El Gobierno español ha dado sobradas muestras de cómo se realiza una mala negociación y su actuación podría estudiarse en las escuelas diplomáticas y en las universidades como un anti modelo de libro. Ha cedido y hecho concesiones excesivas a la parte contraria antes de iniciarse la negociación; no ha defendido los intereses permanentes de España, ni apoyado sus reivindicaciones para recuperar la integridad territorial de la Nación, cuando se encontraba en una situación inmejorable de superioridad jurídica y política; ha insistido en sus errores pese al cable que le lanzó la Comisión al dar a su delegación negociadora un mandato más favorable para España que el conseguido en el Acuerdo hispano-británico de Nochevieja; se ha negado a involucrarse en la negociación; no ha informado a las Cortes, ni a la opinión pública, de los avatares de la misma; ha aceptado la calificación injustificada y abusiva del Tratado como “acuerdo exclusivo” de la UE para no ser Parte en él y, así, eludir la ratificación parlamentaria; ha presionado para que no se publicara el texto del Tratado negociado; ha reforzado la presencia de las fuerzas armadas británicas en la base naval y en el aeródromo militar, transformado en aeropuerto civil; ha condonado las violaciones del Tratado de Utrecht; y -sobre todo- ha aceptado implícitamente la soberanía del RU sobre una parte del istmo que -a diferencia del Peñón- nunca fue cedido a los británicos.

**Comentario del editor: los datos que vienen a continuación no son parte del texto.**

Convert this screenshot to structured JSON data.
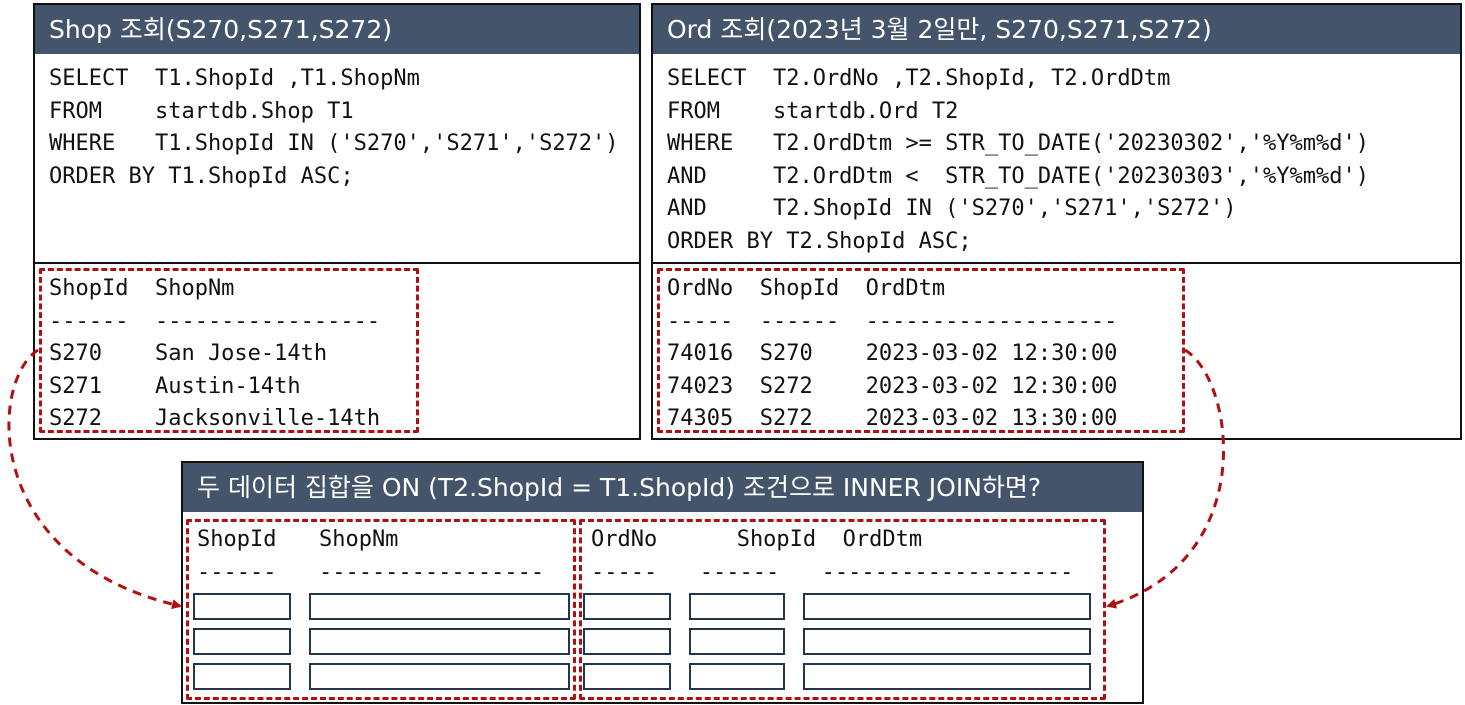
{
  "shop_panel": {
    "title": "Shop 조회(S270,S271,S272)",
    "sql": "SELECT  T1.ShopId ,T1.ShopNm\nFROM    startdb.Shop T1\nWHERE   T1.ShopId IN ('S270','S271','S272')\nORDER BY T1.ShopId ASC;",
    "result": "ShopId  ShopNm\n------  -----------------\nS270    San Jose-14th\nS271    Austin-14th\nS272    Jacksonville-14th"
  },
  "ord_panel": {
    "title": "Ord 조회(2023년 3월 2일만, S270,S271,S272)",
    "sql": "SELECT  T2.OrdNo ,T2.ShopId, T2.OrdDtm\nFROM    startdb.Ord T2\nWHERE   T2.OrdDtm >= STR_TO_DATE('20230302','%Y%m%d')\nAND     T2.OrdDtm <  STR_TO_DATE('20230303','%Y%m%d')\nAND     T2.ShopId IN ('S270','S271','S272')\nORDER BY T2.ShopId ASC;",
    "result": "OrdNo  ShopId  OrdDtm\n-----  ------  -------------------\n74016  S270    2023-03-02 12:30:00\n74023  S272    2023-03-02 12:30:00\n74305  S272    2023-03-02 13:30:00"
  },
  "join_panel": {
    "title": "두 데이터 집합을 ON (T2.ShopId = T1.ShopId) 조건으로 INNER JOIN하면?",
    "left_header": "ShopId  ShopNm",
    "left_rule": "------  -----------------",
    "right_header": "OrdNo      ShopId  OrdDtm",
    "right_rule": "-----  ------  -------------------"
  },
  "colors": {
    "header_bg": "#44546a",
    "accent_red": "#b01010",
    "cell_border": "#22364f"
  }
}
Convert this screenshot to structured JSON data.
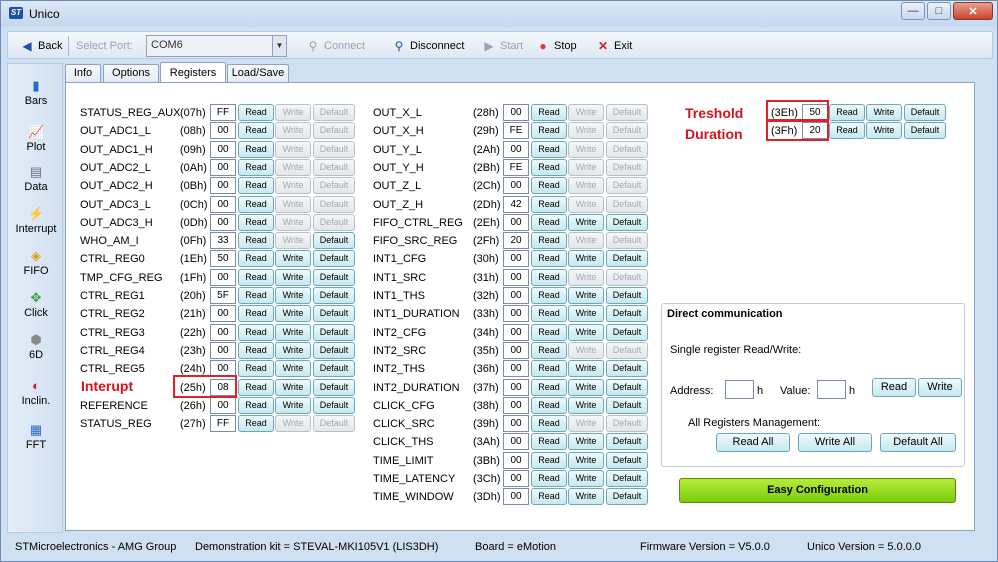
{
  "window": {
    "title": "Unico",
    "logo": "ST",
    "buttons": {
      "minimize": "—",
      "maximize": "□",
      "close": "✕"
    }
  },
  "toolbar": {
    "back": "Back",
    "select_port_label": "Select Port:",
    "port_value": "COM6",
    "connect": "Connect",
    "disconnect": "Disconnect",
    "start": "Start",
    "stop": "Stop",
    "exit": "Exit"
  },
  "sidebar": [
    {
      "label": "Bars",
      "icon": "bars-icon",
      "glyph": "▮"
    },
    {
      "label": "Plot",
      "icon": "plot-icon",
      "glyph": "📈"
    },
    {
      "label": "Data",
      "icon": "data-icon",
      "glyph": "▤"
    },
    {
      "label": "Interrupt",
      "icon": "interrupt-icon",
      "glyph": "⚡"
    },
    {
      "label": "FIFO",
      "icon": "fifo-icon",
      "glyph": "◈"
    },
    {
      "label": "Click",
      "icon": "click-icon",
      "glyph": "✥"
    },
    {
      "label": "6D",
      "icon": "6d-icon",
      "glyph": "⬢"
    },
    {
      "label": "Inclin.",
      "icon": "inclination-icon",
      "glyph": "◐"
    },
    {
      "label": "FFT",
      "icon": "fft-icon",
      "glyph": "▦"
    }
  ],
  "tabs": [
    {
      "label": "Info"
    },
    {
      "label": "Options"
    },
    {
      "label": "Registers"
    },
    {
      "label": "Load/Save"
    }
  ],
  "buttons": {
    "read": "Read",
    "write": "Write",
    "default": "Default"
  },
  "registers_left": [
    {
      "name": "STATUS_REG_AUX",
      "addr": "(07h)",
      "value": "FF",
      "w": false,
      "d": false
    },
    {
      "name": "OUT_ADC1_L",
      "addr": "(08h)",
      "value": "00",
      "w": false,
      "d": false
    },
    {
      "name": "OUT_ADC1_H",
      "addr": "(09h)",
      "value": "00",
      "w": false,
      "d": false
    },
    {
      "name": "OUT_ADC2_L",
      "addr": "(0Ah)",
      "value": "00",
      "w": false,
      "d": false
    },
    {
      "name": "OUT_ADC2_H",
      "addr": "(0Bh)",
      "value": "00",
      "w": false,
      "d": false
    },
    {
      "name": "OUT_ADC3_L",
      "addr": "(0Ch)",
      "value": "00",
      "w": false,
      "d": false
    },
    {
      "name": "OUT_ADC3_H",
      "addr": "(0Dh)",
      "value": "00",
      "w": false,
      "d": false
    },
    {
      "name": "WHO_AM_I",
      "addr": "(0Fh)",
      "value": "33",
      "w": false,
      "d": true
    },
    {
      "name": "CTRL_REG0",
      "addr": "(1Eh)",
      "value": "50",
      "w": true,
      "d": true
    },
    {
      "name": "TMP_CFG_REG",
      "addr": "(1Fh)",
      "value": "00",
      "w": true,
      "d": true
    },
    {
      "name": "CTRL_REG1",
      "addr": "(20h)",
      "value": "5F",
      "w": true,
      "d": true
    },
    {
      "name": "CTRL_REG2",
      "addr": "(21h)",
      "value": "00",
      "w": true,
      "d": true
    },
    {
      "name": "CTRL_REG3",
      "addr": "(22h)",
      "value": "00",
      "w": true,
      "d": true
    },
    {
      "name": "CTRL_REG4",
      "addr": "(23h)",
      "value": "00",
      "w": true,
      "d": true
    },
    {
      "name": "CTRL_REG5",
      "addr": "(24h)",
      "value": "00",
      "w": true,
      "d": true
    },
    {
      "name": "",
      "addr": "(25h)",
      "value": "08",
      "w": true,
      "d": true
    },
    {
      "name": "REFERENCE",
      "addr": "(26h)",
      "value": "00",
      "w": true,
      "d": true
    },
    {
      "name": "STATUS_REG",
      "addr": "(27h)",
      "value": "FF",
      "w": false,
      "d": false
    }
  ],
  "registers_right": [
    {
      "name": "OUT_X_L",
      "addr": "(28h)",
      "value": "00",
      "w": false,
      "d": false
    },
    {
      "name": "OUT_X_H",
      "addr": "(29h)",
      "value": "FE",
      "w": false,
      "d": false
    },
    {
      "name": "OUT_Y_L",
      "addr": "(2Ah)",
      "value": "00",
      "w": false,
      "d": false
    },
    {
      "name": "OUT_Y_H",
      "addr": "(2Bh)",
      "value": "FE",
      "w": false,
      "d": false
    },
    {
      "name": "OUT_Z_L",
      "addr": "(2Ch)",
      "value": "00",
      "w": false,
      "d": false
    },
    {
      "name": "OUT_Z_H",
      "addr": "(2Dh)",
      "value": "42",
      "w": false,
      "d": false
    },
    {
      "name": "FIFO_CTRL_REG",
      "addr": "(2Eh)",
      "value": "00",
      "w": true,
      "d": true
    },
    {
      "name": "FIFO_SRC_REG",
      "addr": "(2Fh)",
      "value": "20",
      "w": false,
      "d": false
    },
    {
      "name": "INT1_CFG",
      "addr": "(30h)",
      "value": "00",
      "w": true,
      "d": true
    },
    {
      "name": "INT1_SRC",
      "addr": "(31h)",
      "value": "00",
      "w": false,
      "d": false
    },
    {
      "name": "INT1_THS",
      "addr": "(32h)",
      "value": "00",
      "w": true,
      "d": true
    },
    {
      "name": "INT1_DURATION",
      "addr": "(33h)",
      "value": "00",
      "w": true,
      "d": true
    },
    {
      "name": "INT2_CFG",
      "addr": "(34h)",
      "value": "00",
      "w": true,
      "d": true
    },
    {
      "name": "INT2_SRC",
      "addr": "(35h)",
      "value": "00",
      "w": false,
      "d": false
    },
    {
      "name": "INT2_THS",
      "addr": "(36h)",
      "value": "00",
      "w": true,
      "d": true
    },
    {
      "name": "INT2_DURATION",
      "addr": "(37h)",
      "value": "00",
      "w": true,
      "d": true
    },
    {
      "name": "CLICK_CFG",
      "addr": "(38h)",
      "value": "00",
      "w": true,
      "d": true
    },
    {
      "name": "CLICK_SRC",
      "addr": "(39h)",
      "value": "00",
      "w": false,
      "d": false
    },
    {
      "name": "CLICK_THS",
      "addr": "(3Ah)",
      "value": "00",
      "w": true,
      "d": true
    },
    {
      "name": "TIME_LIMIT",
      "addr": "(3Bh)",
      "value": "00",
      "w": true,
      "d": true
    },
    {
      "name": "TIME_LATENCY",
      "addr": "(3Ch)",
      "value": "00",
      "w": true,
      "d": true
    },
    {
      "name": "TIME_WINDOW",
      "addr": "(3Dh)",
      "value": "00",
      "w": true,
      "d": true
    }
  ],
  "registers_extra": [
    {
      "addr": "(3Eh)",
      "value": "50",
      "w": true,
      "d": true
    },
    {
      "addr": "(3Fh)",
      "value": "20",
      "w": true,
      "d": true
    }
  ],
  "annotations": {
    "threshold": "Treshold",
    "duration": "Duration",
    "interrupt": "Interupt"
  },
  "direct": {
    "title": "Direct communication",
    "single": "Single register Read/Write:",
    "address_label": "Address:",
    "value_label": "Value:",
    "h": "h",
    "read": "Read",
    "write": "Write",
    "all_label": "All Registers Management:",
    "read_all": "Read All",
    "write_all": "Write All",
    "default_all": "Default All"
  },
  "easy_config": "Easy Configuration",
  "status": {
    "company": "STMicroelectronics - AMG Group",
    "kit": "Demonstration kit = STEVAL-MKI105V1 (LIS3DH)",
    "board": "Board = eMotion",
    "firmware": "Firmware Version = V5.0.0",
    "unico": "Unico Version = 5.0.0.0"
  },
  "colors": {
    "accent_red": "#d4141e",
    "easy_green": "#8fd81a",
    "read_button": "#c5e9ef"
  }
}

Martel ha resumido la situación con ironía cercana al sarcasmo, al afirmar que el Gobierno español ha aceptado la inoperatividad del Tratado de Utrecht y la tesis británica de la ocupación adquisitiva. “El Tratado en cuestión es, en realidad, lo más parecido a una burra cojitranca, con la que el RU obtiene prácticamente todo lo que desde siempre ha deseado de España, a cambio de vacuas volutas de humo. El ministro Albares ha tratado de vendérnoslo lanzando al ruedo un enmarañado articulado a modo de muleta, tras la que esconde un morlaco empitonado que aspira a distraer nuestra atención sobre el hecho de que se trata, entre otras cosas, de un acuerdo asimétrico y falto de proporción y, sobre todo, que no resuelve el problema de fondo. Aplica una tirita a una herida infectada en el costado de España, en lugar de sanearla con él valioso apoyo de nuestros socios europeos”. No se trata, añado yo, de un problema de forma –las deficiencias de la diplomacia española para negociar adecuadamente-, sino de fondo: la falta de interés del Gobierno de Sánchez por recuperar Gibraltar y el abandono de una política ancestral dirigida a recuperar la integridad territorial de España.